54 La requérante estime que chaque exportateur qui a participé à l'enquête a droit à une détermination individuelle, fondée sur les caractéristiques de ses propres ventes à l'exportation. Selon la requérante, le fait que la République Populaire de Chine n'aurait pas une économie de marché ne change rien à ce droit. En effet, la Commission n'aurait jamais été autorisée par une décision du Conseil, prise sur la base de l'article 113 du traité, à poursuivre une politique différente à l'encontre des pays ayant une économie d'État, sauf en ce qui concerne le calcul de la valeur normale, où l'article 2, paragraphe 5, du règlement de base prévoit un traitement différent. Les calculs non individualisés de la Commission produiraient pour certains exportateurs des résultats incompatibles avec l'article 13, paragraphe 3, du règlement de base, qui dispose que le montant du droit antidumping définitif ne peut pas dépasser la marge de dumping établie.

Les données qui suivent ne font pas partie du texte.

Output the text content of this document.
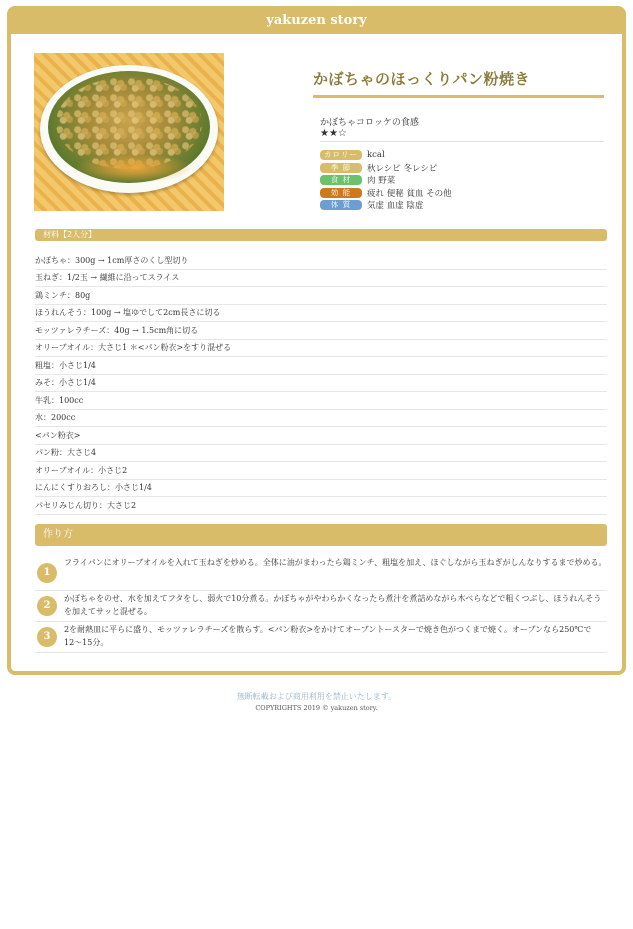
yakuzen story
かぼちゃのほっくりパン粉焼き
かぼちゃコロッケの食感
★★☆
カロリー	kcal
季 節	秋レシピ 冬レシピ
食 材	肉 野菜
効 能	疲れ 便秘 貧血 その他
体 質	気虚 血虚 陰虚
材料【2人分】
かぼちゃ：300g → 1cm厚さのくし型切り
玉ねぎ：1/2玉 → 繊維に沿ってスライス
鶏ミンチ：80g
ほうれんそう：100g → 塩ゆでして2cm長さに切る
モッツァレラチーズ：40g → 1.5cm角に切る
オリーブオイル：大さじ1 ＊<パン粉衣>をすり混ぜる
粗塩：小さじ1/4
みそ：小さじ1/4
牛乳：100cc
水：200cc
<パン粉衣>
パン粉：大さじ4
オリーブオイル：小さじ2
にんにくすりおろし：小さじ1/4
パセリみじん切り：大さじ2
作り方
1
フライパンにオリーブオイルを入れて玉ねぎを炒める。全体に油がまわったら鶏ミンチ、粗塩を加え、ほぐしながら玉ねぎがしんなりするまで炒める。
2
かぼちゃをのせ、水を加えてフタをし、弱火で10分煮る。かぼちゃがやわらかくなったら煮汁を煮詰めながら木べらなどで粗くつぶし、ほうれんそうを加えてサッと混ぜる。
3
2を耐熱皿に平らに盛り、モッツァレラチーズを散らす。<パン粉衣>をかけてオーブントースターで焼き色がつくまで焼く。オーブンなら250℃で12〜15分。
無断転載および商用利用を禁止いたします。
COPYRIGHTS 2019 © yakuzen story.
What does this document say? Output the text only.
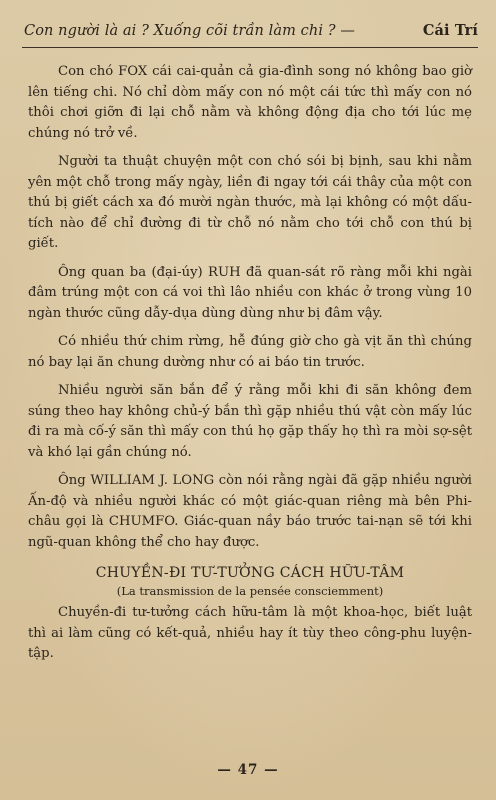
Con người là ai ? Xuống cõi trần làm chi ? —	Cái Trí

Con chó FOX cái cai-quản cả gia-đình song nó không bao giờ lên tiếng chi. Nó chỉ dòm mấy con nó một cái tức thì mấy con nó thôi chơi giỡn đi lại chỗ nằm và không động địa cho tới lúc mẹ chúng nó trở về.

Người ta thuật chuyện một con chó sói bị bịnh, sau khi nằm yên một chỗ trong mấy ngày, liền đi ngay tới cái thây của một con thú bị giết cách xa đó mười ngàn thước, mà lại không có một dấu-tích nào để chỉ đường đi từ chỗ nó nằm cho tới chỗ con thú bị giết.

Ông quan ba (đại-úy) RUH đã quan-sát rõ ràng mỗi khi ngài đâm trúng một con cá voi thì lâo nhiều con khác ở trong vùng 10 ngàn thước cũng dẫy-dụa dùng dùng như bị đâm vậy.

Có nhiều thứ chim rừng, hễ đúng giờ cho gà vịt ăn thì chúng nó bay lại ăn chung dường như có ai báo tin trước.

Nhiều người săn bắn để ý rằng mỗi khi đi săn không đem súng theo hay không chủ-ý bắn thì gặp nhiều thú vật còn mấy lúc đi ra mà cố-ý săn thì mấy con thú họ gặp thấy họ thì ra mòi sợ-sệt và khó lại gần chúng nó.

Ông WILLIAM J. LONG còn nói rằng ngài đã gặp nhiều người Ấn-độ và nhiều người khác có một giác-quan riêng mà bên Phi-châu gọi là CHUMFO. Giác-quan nầy báo trước tai-nạn sẽ tới khi ngũ-quan không thể cho hay được.

CHUYỀN-ĐI TƯ-TƯỞNG CÁCH HỮU-TÂM
(La transmission de la pensée consciemment)

Chuyền-đi tư-tưởng cách hữu-tâm là một khoa-học, biết luật thì ai làm cũng có kết-quả, nhiều hay ít tùy theo công-phu luyện-tập.

— 47 —
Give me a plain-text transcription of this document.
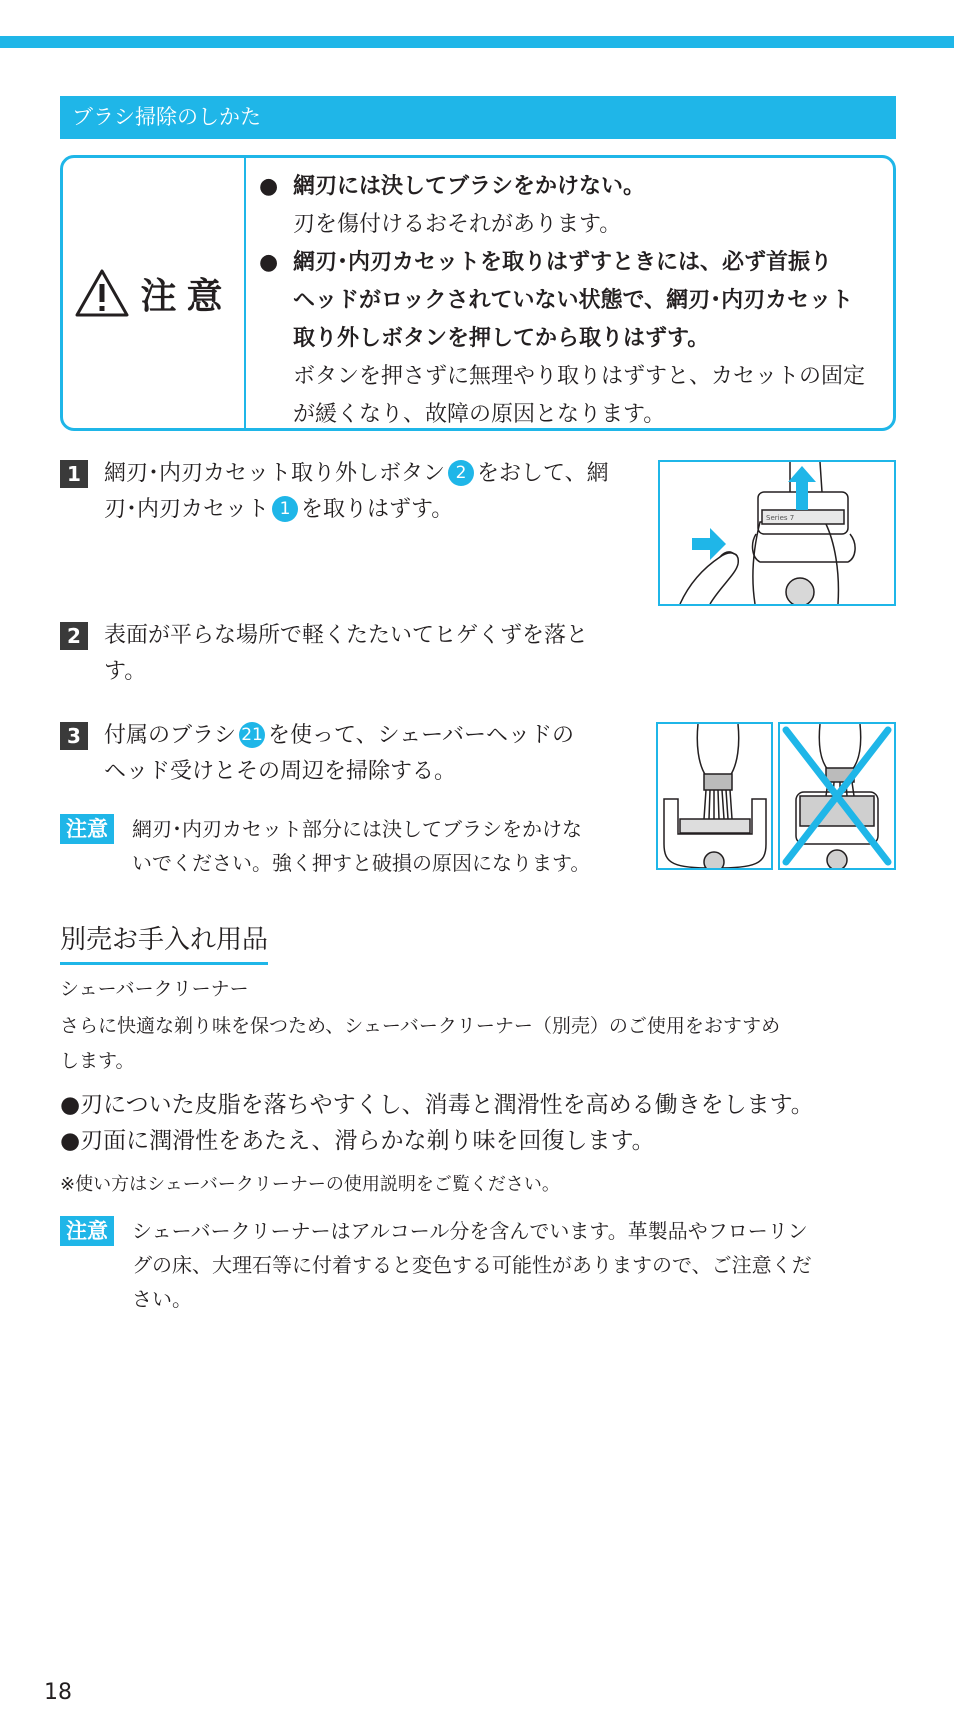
ブラシ掃除のしかた
注意
● 網刃には決してブラシをかけない。
刃を傷付けるおそれがあります。
● 網刃･内刃カセットを取りはずすときには、必ず首振り
ヘッドがロックされていない状態で、網刃･内刃カセット
取り外しボタンを押してから取りはずす。
ボタンを押さずに無理やり取りはずすと、カセットの固定
が緩くなり、故障の原因となります。
1	網刃･内刃カセット取り外しボタン 2 をおして、網
刃･内刃カセット 1 を取りはずす。	Series 7
2	表面が平らな場所で軽くたたいてヒゲくずを落と
す。
3	付属のブラシ 21 を使って、シェーバーヘッドの
ヘッド受けとその周辺を掃除する。
注意 網刃･内刃カセット部分には決してブラシをかけな
いでください。強く押すと破損の原因になります。
別売お手入れ用品
シェーバークリーナー
さらに快適な剃り味を保つため、シェーバークリーナー（別売）のご使用をおすすめ
します。
●刃についた皮脂を落ちやすくし、消毒と潤滑性を高める働きをします。
●刃面に潤滑性をあたえ、滑らかな剃り味を回復します。
※使い方はシェーバークリーナーの使用説明をご覧ください。
注意 シェーバークリーナーはアルコール分を含んでいます。革製品やフローリン
グの床、大理石等に付着すると変色する可能性がありますので、ご注意くだ
さい。
18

55 En outre, la requérante indique que les "faits disponibles" sur lesquels la Commission et le Conseil se sont basés, à savoir les données figurant dans la plainte, sont inexacts et font preuve de parti pris. Elle précise que, mises à part les données qu'elle a fournies, plusieurs sources, contenant des informations plus exactes et plus objectives que les données contenues dans la plainte, étaient accessibles aux institutions communautaires, à savoir les statistiques d'Eurostat, les données fournies par un importateur, Hunan Bremen, qui a répondu à un questionnaire destiné aux importateurs, et les données fournies par un client, Metallurgie Hoboken Overpelt, qui a répondu au même questionnaire.

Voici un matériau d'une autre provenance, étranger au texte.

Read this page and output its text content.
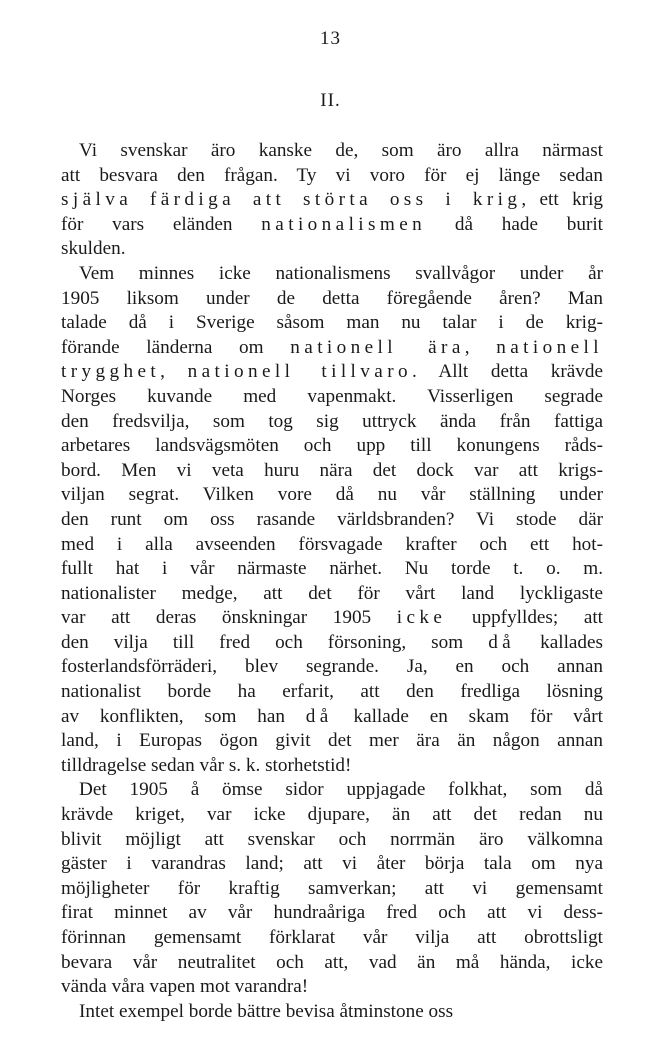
13
II.
Vi svenskar äro kanske de, som äro allra närmast
att besvara den frågan. Ty vi voro för ej länge sedan
själva färdiga att störta oss i krig, ett krig
för vars eländen nationalismen då hade burit
skulden.
Vem minnes icke nationalismens svallvågor under år
1905 liksom under de detta föregående åren? Man
talade då i Sverige såsom man nu talar i de krig-
förande länderna om nationell ära, nationell
trygghet, nationell tillvaro. Allt detta krävde
Norges kuvande med vapenmakt. Visserligen segrade
den fredsvilja, som tog sig uttryck ända från fattiga
arbetares landsvägsmöten och upp till konungens råds-
bord. Men vi veta huru nära det dock var att krigs-
viljan segrat. Vilken vore då nu vår ställning under
den runt om oss rasande världsbranden? Vi stode där
med i alla avseenden försvagade krafter och ett hot-
fullt hat i vår närmaste närhet. Nu torde t. o. m.
nationalister medge, att det för vårt land lyckligaste
var att deras önskningar 1905 icke uppfylldes; att
den vilja till fred och försoning, som då kallades
fosterlandsförräderi, blev segrande. Ja, en och annan
nationalist borde ha erfarit, att den fredliga lösning
av konflikten, som han då kallade en skam för vårt
land, i Europas ögon givit det mer ära än någon annan
tilldragelse sedan vår s. k. storhetstid!
Det 1905 å ömse sidor uppjagade folkhat, som då
krävde kriget, var icke djupare, än att det redan nu
blivit möjligt att svenskar och norrmän äro välkomna
gäster i varandras land; att vi åter börja tala om nya
möjligheter för kraftig samverkan; att vi gemensamt
firat minnet av vår hundraåriga fred och att vi dess-
förinnan gemensamt förklarat vår vilja att obrottsligt
bevara vår neutralitet och att, vad än må hända, icke
vända våra vapen mot varandra!
Intet exempel borde bättre bevisa åtminstone oss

56 Le Conseil soutient que la question de savoir si la requérante a coopéré ou non n'est pas pertinente, puisque les institutions communautaires n'étaient en tout cas pas en mesure d'utiliser les informations fournies par la requérante pour déterminer le prix à l'exportation.

57 En effet, les statistiques d'Eurostat indiqueraient qu'il y a eu d'importantes exportations d'acide oxalique de la République Populaire de Chine vers la Communauté en 1990 et que ces exportations se sont effectuées à des prix substantiellement inférieurs à ceux de 1989. Or, vu que la requérante affirme ne pas avoir exporté en 1990 et en l'absence de réponses au questionnaire de la part des autres exportateurs chinois, les institutions communautaires n'auraient simplement pas eu d'autre choix que de déterminer le prix à l'exportation sur la base d'une source non chinoise. Le Conseil soupçonne d'ailleurs que beaucoup d'exportateurs ont décidé de ne pas répondre au questionnaire parce qu'ils espéraient que les institutions communautaires fonderaient leurs conclusions uniquement sur la réponse de la requérante. Le Conseil remarque, en plus, qu'il est douteux que les informations fournies par la requérante soient exactes.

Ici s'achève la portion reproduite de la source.